Das Ganze "ganzheitlich" betrachten zu wollen
liegt mir irgendwo zwischen Chuzpe und Selbstüberschätzung. Was für eine
Floskelwirtschaft, mit der unsere bescheidenen Möglichkeiten bemäntelt werden sollen.
Das fügt sich in die Partyzeit der Bezichtigungen, in
dieses nun schon jahrelang anschwellende Konzert des Absingens von Problemkatalogen und
Schuldzuschreibungen. Was für schwere Zeiten! Welche Furcht und Ratlosigkeit! Was für
ein ermüdendes Theater!
Ich habe eben erst wieder erlebt, wie ein Funktionär genau
die Veranstaltung eröffnete, zu deren Themenstellung er ab-so-lut nichts zu sagen wußte.
Deshalb verlegte er sich aufs Schwafeln, Stammeln, Schwadronieren. Ein Mann von Geist
hätte das auf zwei bis drei Minuten beschränkt, um der Etikette Genüge zu tun. Ich
verstehe das. Aber!
Dieses Im-Dunkeln-Tappen auf etwa eine viertel Stunde
auszubreiten, das ist entsetzlich. Und noch entsetzlicher ist es, wenn eine Branche, die
sich den geistigen Dingen und der Kommunikation verschrieben hat, das hinnimmt.

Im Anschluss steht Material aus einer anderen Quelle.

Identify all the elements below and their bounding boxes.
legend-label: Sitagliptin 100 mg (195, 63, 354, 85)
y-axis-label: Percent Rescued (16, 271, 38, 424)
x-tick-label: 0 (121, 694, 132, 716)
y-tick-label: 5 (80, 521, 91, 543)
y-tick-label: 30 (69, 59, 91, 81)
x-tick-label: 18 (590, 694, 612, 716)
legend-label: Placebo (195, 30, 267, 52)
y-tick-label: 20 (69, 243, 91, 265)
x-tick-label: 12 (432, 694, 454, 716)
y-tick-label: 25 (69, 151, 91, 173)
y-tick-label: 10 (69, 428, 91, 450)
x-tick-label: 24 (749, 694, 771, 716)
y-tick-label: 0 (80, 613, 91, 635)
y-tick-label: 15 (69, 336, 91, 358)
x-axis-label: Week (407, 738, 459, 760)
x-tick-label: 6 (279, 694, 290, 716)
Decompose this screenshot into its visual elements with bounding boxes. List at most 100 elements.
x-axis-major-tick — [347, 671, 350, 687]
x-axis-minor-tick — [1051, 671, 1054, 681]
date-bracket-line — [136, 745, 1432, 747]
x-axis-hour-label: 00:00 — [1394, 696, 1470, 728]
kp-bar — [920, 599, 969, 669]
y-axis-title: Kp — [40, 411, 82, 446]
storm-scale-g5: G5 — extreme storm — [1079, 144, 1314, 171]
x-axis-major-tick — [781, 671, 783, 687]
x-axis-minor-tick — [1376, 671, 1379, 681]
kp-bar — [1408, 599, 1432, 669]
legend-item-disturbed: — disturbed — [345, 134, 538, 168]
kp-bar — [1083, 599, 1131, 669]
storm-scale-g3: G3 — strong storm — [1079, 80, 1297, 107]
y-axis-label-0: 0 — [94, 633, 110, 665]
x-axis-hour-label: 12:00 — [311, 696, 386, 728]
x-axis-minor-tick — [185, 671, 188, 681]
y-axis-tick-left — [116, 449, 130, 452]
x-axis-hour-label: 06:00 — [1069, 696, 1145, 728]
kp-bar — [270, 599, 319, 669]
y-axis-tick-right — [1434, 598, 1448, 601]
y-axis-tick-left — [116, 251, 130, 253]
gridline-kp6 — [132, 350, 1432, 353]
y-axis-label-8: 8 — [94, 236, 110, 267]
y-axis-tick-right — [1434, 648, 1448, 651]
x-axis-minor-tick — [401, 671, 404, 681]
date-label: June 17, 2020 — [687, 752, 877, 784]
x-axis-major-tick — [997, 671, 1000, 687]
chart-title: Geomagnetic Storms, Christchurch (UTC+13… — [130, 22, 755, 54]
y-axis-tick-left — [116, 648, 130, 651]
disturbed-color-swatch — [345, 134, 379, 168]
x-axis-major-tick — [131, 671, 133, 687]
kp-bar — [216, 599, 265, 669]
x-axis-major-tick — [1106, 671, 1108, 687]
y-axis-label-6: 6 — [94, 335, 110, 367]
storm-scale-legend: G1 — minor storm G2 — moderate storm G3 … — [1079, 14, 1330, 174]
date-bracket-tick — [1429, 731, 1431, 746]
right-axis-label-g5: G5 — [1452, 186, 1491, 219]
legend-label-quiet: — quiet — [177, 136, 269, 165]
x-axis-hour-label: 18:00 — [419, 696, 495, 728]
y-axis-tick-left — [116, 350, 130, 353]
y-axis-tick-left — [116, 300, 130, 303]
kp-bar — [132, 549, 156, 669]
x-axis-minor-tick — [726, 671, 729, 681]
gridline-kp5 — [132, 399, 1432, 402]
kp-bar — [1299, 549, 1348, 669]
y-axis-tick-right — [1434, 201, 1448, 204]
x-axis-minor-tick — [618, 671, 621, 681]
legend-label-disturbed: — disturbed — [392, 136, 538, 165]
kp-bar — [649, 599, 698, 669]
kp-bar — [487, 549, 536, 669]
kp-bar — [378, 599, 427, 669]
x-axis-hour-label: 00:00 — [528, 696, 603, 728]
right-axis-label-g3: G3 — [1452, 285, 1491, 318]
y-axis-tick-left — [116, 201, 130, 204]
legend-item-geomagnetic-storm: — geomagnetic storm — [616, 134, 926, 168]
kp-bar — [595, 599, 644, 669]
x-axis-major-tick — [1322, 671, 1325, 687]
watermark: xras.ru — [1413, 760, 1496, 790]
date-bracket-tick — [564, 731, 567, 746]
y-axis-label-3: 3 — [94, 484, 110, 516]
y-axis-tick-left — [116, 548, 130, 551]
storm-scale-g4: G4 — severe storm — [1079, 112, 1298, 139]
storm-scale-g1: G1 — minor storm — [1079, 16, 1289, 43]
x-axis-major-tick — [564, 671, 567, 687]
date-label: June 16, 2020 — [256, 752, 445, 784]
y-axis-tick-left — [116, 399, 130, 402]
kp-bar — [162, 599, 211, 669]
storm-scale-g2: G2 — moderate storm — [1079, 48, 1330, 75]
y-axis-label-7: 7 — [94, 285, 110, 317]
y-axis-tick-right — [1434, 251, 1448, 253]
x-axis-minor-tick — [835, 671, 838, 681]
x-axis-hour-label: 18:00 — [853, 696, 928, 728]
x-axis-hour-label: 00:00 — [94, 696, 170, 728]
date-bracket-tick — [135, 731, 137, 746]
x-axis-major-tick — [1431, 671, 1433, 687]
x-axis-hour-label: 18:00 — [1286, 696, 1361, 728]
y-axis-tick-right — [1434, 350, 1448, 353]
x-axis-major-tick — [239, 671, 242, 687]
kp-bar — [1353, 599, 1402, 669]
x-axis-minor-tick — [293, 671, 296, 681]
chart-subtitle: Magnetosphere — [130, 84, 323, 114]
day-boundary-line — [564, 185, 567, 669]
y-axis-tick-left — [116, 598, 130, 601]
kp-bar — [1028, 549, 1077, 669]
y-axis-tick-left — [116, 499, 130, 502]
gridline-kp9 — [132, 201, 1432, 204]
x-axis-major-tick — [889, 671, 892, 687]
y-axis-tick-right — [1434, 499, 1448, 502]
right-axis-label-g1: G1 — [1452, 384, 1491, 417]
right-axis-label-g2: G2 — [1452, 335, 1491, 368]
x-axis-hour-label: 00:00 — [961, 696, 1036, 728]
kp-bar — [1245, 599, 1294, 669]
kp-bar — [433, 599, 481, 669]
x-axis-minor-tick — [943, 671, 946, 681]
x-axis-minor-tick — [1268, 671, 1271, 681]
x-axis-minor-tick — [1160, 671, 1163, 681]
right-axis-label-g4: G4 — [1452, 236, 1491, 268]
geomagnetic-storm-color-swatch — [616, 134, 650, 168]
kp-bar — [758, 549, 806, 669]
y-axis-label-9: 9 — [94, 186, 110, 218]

Kommentarlos. Ohne Einwand.
Ich hab eingangs erwähnt, Text sei mir ein Codesystem, das
mir gegenüber dem Denken ein anderes Ordnen der Dinge zuläßt. Nicht als Alternative,
sondern als komplementäres System. Da liegt nun ein Radikales in der Befassung mit Kunst.
Es geht darum, diese Möglichkeiten um noch weitere Codes in einem komplementären Sinn
auszuweiten.
Im Streit um den Rang von Kunst innerhalb sozialer Systeme
halten mir die Stümper stets die Artefakte vor, von denen sie sich überfordert fühlen.
Die Artefakte, einige Werke eben, sind bloß ein Teil der Ergebnisse und es wäre doch auf
den Praxisteil selbst zu achten, auf diese Praxis der Nutzung höchst unterschiedlicher,
komplementär zu einander wirkender Codes.
Das ist kein "ganzheitliches" Herumschrauben an
einer viel zu großen Gesamtheit, das ist ein beherztes Losziehen in jene Komplexität,
die einen verschlingen wird.
Wer meint, Künstler zu sein bedeute Kunstwerke zu
schaffen, gehört einem anderen Verein an, nicht dem meinen. Denn das Produzieren der
Werke ist nur ein Teil der Geschichte. Wahrnehmungserfahrungen. Denkprozesse. Reflexion.
Kommunikation. In solchen Ensembles, in ihrem Zusammenwirken, ereignet sich ja nicht bloß
Kunstproduktion, sondern ganz generell unser Leben. Wie und wann verfeinert
jemand diese Grundlagen?
Drehen Sie es, wie sie es wollen, kaum ein anderes Genre
fordert und vertieft alle diese Möglichkeiten im jeweils aktuellen Wechselspiel,
überdies unter der Anforderung, meist mehrere Codes zugleich und -- wie nun mehrfach
erwähnt -- komplementär zu nutzen. Die die Befassung mit Kunst tut das auf jeden Fall.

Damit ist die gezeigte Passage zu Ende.